The most famous case Turman has dealt with involves the Chad Daybell and Lori Vallow-Daybell murder cases. The two are charged in the killing of Vallow-Daybell’s children Tylee Ryan, 16, and J.J. Vallow, 7. Chad Daybell has also been charged in the murder of his first wife Tammy Daybell.
“You don’t expect something like that to happen in Rexburg,” he said. “You don’t expect all the national news agencies to show up at your front door. I think it’s been a good learning experience for all of us, but it’s over a very horrific thing. We hope we never have to go through something like that again.”
It was Rexburg Police detectives who responded to a welfare check in November 2019 concerning the children. The officers visited Vallow-Daybell at her Rexburg apartment where she told them J.J. was with a female friend in Arizona.
Detectives called the friend who said J.J. wasn’t with her.
“We have some great detectives that just followed their instincts,” Turman said.
The following day, detectives returned to Vallow-Daybell’s apartment and learned she and Chad Daybell had fled to Hawaii. Shortly after, police sent out a press release asking for information on the missing children.

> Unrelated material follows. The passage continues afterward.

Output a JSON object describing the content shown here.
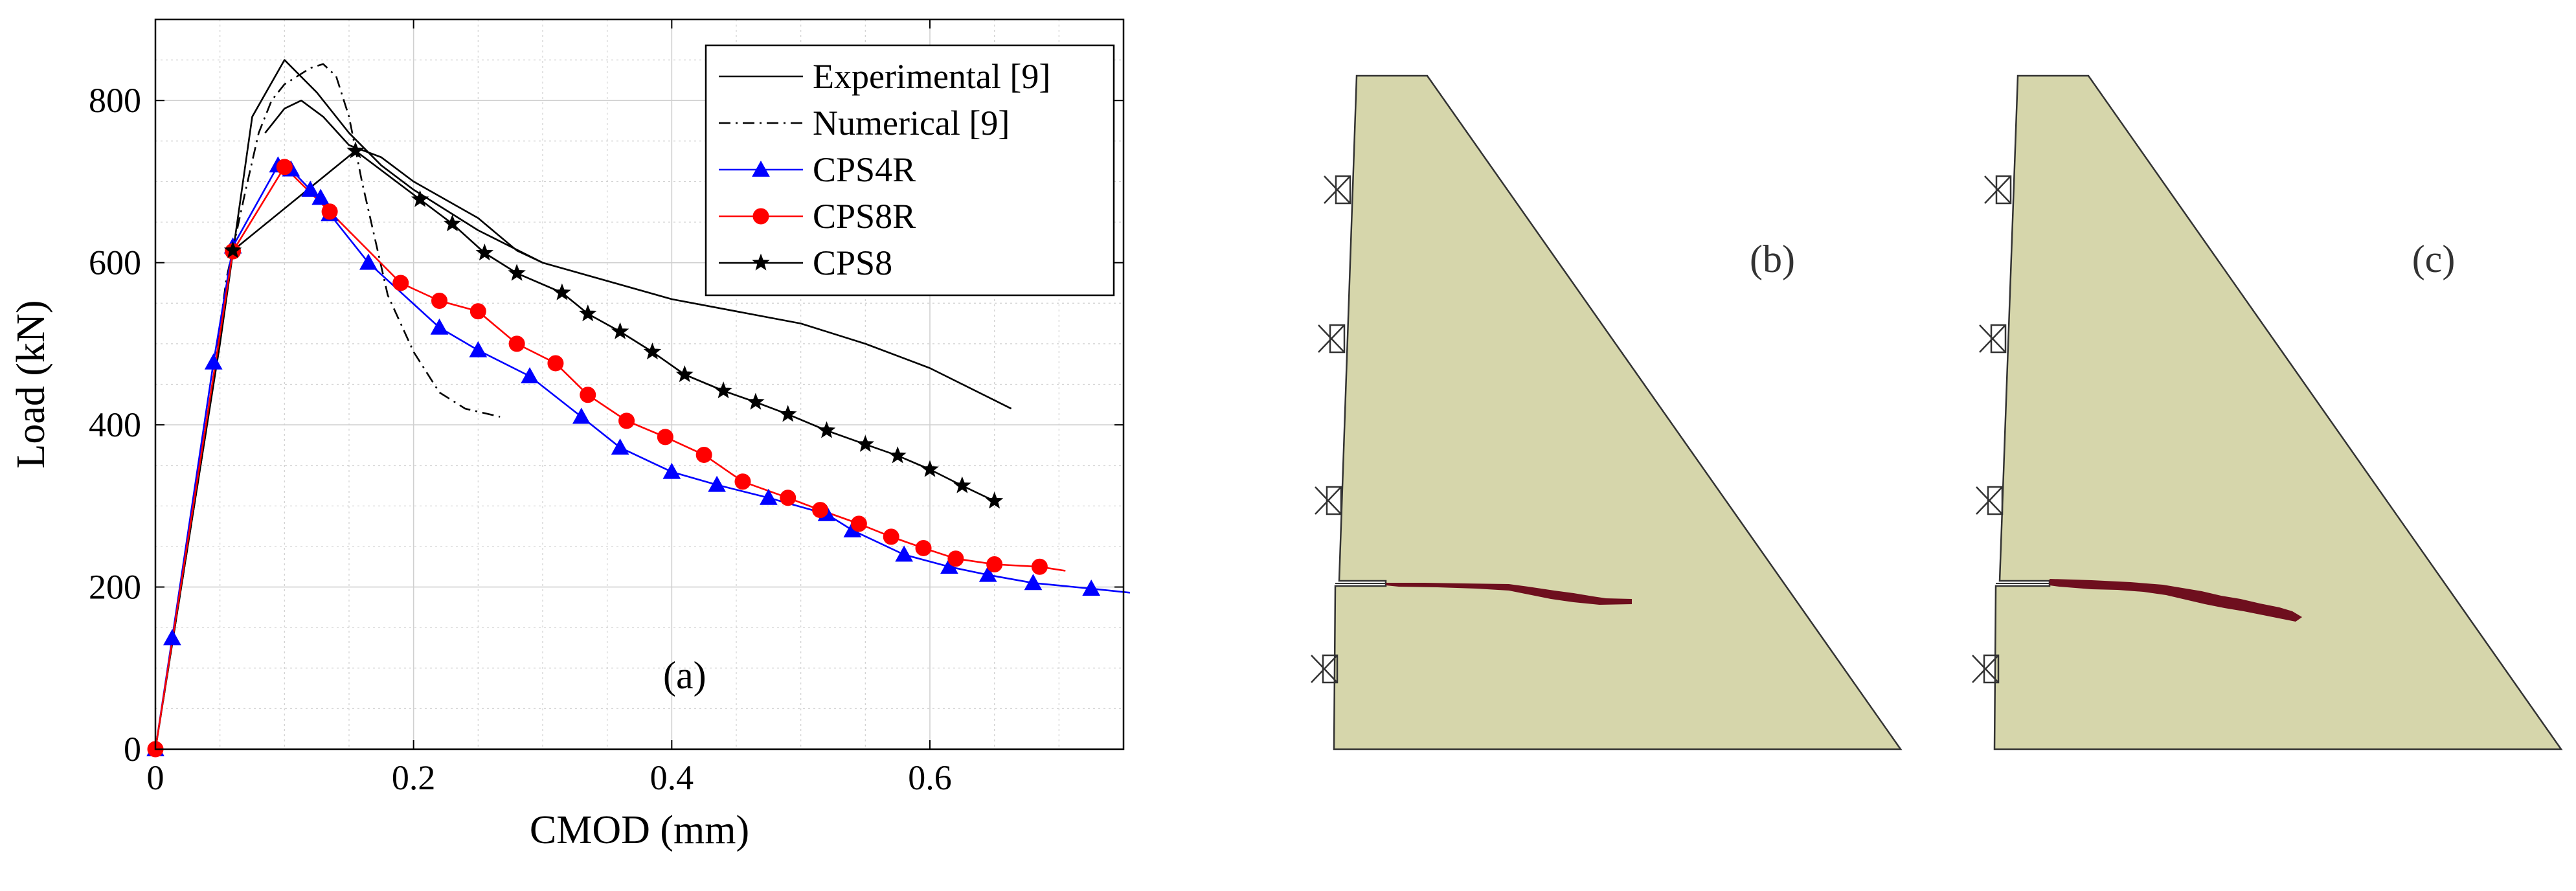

The press release set off international interest, and Turman fielded phone calls from press agencies from all over the world. The children’s bodies were located in Chad Daybell’s Salem backyard in June 2020, Police believe they had been there since September 2019.
“It was horrible. Our hope was to find them alive and well,” Turman said.
Turman says that he relies heavily on his Church of Jesus Christ of Latter-day Saints faith when dealing with horrific crimes. It also helps to return to a loving family after dealing with tragedies.
“I have the best wife in the whole world. It’s going home and hugging my kids,” he said.
Turman grew up on the family farm in Lyman, and after graduating from Madison High School in 1983, he attended college in Wyoming for two years. He later served a church mission in the Hartford Connecticut Mission where he served throughout the New England states.
“I loved it back there,” he said. “The people were wonderful.”
In all the years that Turman has served with the Rexburg Police Department, he’s never had any desire to serve as a police officer in Salt Lake City, Denver or New York City.
“I only wanted to go there on vacation,” he said.
Following retirement, Turman will miss his staff.
“I’ll miss the good people in this department,” he said.